You have decided that your teen is responsible and mature enough to own and drive a car, and included it in the family budget. What are the factors you need to consider in buying and insuring his or her car?
- Research – Research the purchase with your teen. Along with viewing cars for sale, be sure to check out safety ratings and insurance ratings, crash test results, fuel economy, reliability, and value. Edmunds, Kelley Blue Book, J.D. Power, fueleconomy.gov and IIHS are all useful references.
- New vs. Used Car – Typically, a new car is more reliable but costs more to buy and insure, and depreciates rapidly. A low-mileage used car is often the best way to go. Make sure you have it checked out thoroughly by a mechanic, and get a CARFAX report to check for past damages. Accepting dings and scratches could save significant money.
- Expenses – Even if you could afford to pay for all the expenses, it is probably best that you don't. Car ownership is an excellent way for teens to show responsibility. Divide the costs in whatever way makes sense for your family.

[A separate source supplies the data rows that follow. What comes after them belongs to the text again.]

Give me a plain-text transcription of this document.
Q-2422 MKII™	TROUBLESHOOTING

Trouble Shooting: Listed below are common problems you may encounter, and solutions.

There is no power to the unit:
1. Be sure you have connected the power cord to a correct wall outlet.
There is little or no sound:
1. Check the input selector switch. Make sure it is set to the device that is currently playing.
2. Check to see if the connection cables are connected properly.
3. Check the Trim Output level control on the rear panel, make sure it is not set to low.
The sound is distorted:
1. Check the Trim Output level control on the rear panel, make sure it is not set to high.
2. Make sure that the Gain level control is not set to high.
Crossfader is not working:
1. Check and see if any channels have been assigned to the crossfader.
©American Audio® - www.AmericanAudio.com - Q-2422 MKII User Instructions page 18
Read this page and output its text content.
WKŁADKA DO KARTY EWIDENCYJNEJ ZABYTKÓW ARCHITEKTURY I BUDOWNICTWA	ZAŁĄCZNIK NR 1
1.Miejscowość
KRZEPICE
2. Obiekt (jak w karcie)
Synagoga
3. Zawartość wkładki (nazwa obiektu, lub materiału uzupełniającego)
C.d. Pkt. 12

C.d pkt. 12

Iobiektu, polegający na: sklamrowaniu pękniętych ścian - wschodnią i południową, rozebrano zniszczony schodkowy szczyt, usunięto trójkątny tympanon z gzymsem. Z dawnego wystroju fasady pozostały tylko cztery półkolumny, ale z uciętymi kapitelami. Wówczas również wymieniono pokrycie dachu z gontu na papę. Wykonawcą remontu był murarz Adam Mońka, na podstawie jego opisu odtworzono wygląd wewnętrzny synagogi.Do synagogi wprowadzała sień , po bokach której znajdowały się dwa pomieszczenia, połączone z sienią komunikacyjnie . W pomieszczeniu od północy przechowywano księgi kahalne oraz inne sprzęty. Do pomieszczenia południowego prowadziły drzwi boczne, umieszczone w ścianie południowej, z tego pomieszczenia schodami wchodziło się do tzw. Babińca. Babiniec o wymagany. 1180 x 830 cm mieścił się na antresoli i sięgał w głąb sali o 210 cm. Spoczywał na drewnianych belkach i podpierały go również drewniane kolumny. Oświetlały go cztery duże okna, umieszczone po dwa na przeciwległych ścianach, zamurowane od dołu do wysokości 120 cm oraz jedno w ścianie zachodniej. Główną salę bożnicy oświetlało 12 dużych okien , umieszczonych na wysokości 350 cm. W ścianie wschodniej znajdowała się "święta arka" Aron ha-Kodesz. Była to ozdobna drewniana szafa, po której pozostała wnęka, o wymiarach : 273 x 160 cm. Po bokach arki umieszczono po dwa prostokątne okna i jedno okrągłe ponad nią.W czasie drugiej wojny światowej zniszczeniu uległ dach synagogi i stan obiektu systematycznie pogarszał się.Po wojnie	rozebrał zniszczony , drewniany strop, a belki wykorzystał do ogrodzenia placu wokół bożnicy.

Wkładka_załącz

One cost-sharing method is to have your teen contribute a certain amount of the purchase price of the car (whatever amount you think is appropriate for your situation) and make them responsible for operating expenses. Sit down together and lay out a spreadsheet of all the expenses they may not be aware of – insurance, taxes, maintenance, estimated gas costs – and help them establish a budget.
- Type of Car – Most teens are going to want something powerful, flashy, and stylish. You want something safe, reliable, and with just enough power to do the job. Smaller sporty cars and hulking, hard to control ones can be equally dangerous. To settle any possible argument here, simply trot out this modified version of the Golden Rule: “He who has gold makes the rules.” That, presumably is you.
From a safety and insurance standpoint, a four-door midsized sedan equipped with airbags and good crash test ratings is typically the best choice. Any extra safety systems such as blind spot notification and back-up cameras are plusses.
- Policy Ownership – Does it make more sense to add your teen to your policy, or should they get their own policy? It depends on which factors are more important to you.
It will almost certainly cost more to have them get their own policy, but it will reinforce personal responsibility. Adding them to your insurance should produce less total increase than a separate policy – unless an addition voids your safe driver discounts and other accumulated perks. Most parents simply add their teens to the existing policy.
Now that your rates will go up with your teen on the policy, consider a higher deductible to keep costs down -- but be prepared to pay for fender benders. Also, be sure not to skimp on liability, as you now have a high-risk driver on your policy.
- Insurance Discounts for Teens – Many insurance companies offer discounts to teens for maintaining good grades and completing a driving safety course – arguably, a driving safety course is a good idea even if no discount is offered. If you are open to changing insurers, you can compare the relative discounts.
- Driving Habits – Are they just driving to school, or will they need the car for social purposes, or driving to work? Will it be a part of their job (such as pizza delivery)? In that case, or if they will be driving at high-risk times or for longer distances, you will probably need more insurance coverage.
Soon you will be watching them drive off with a smile on their face, as you wave goodbye with a small tear in your eye and a fistful of antacids at the ready. Just remember that your own parents had the same feeling when you started to drive, and embrace the moment. Keep in mind the promise you made to be much cooler as a parent than your parents were!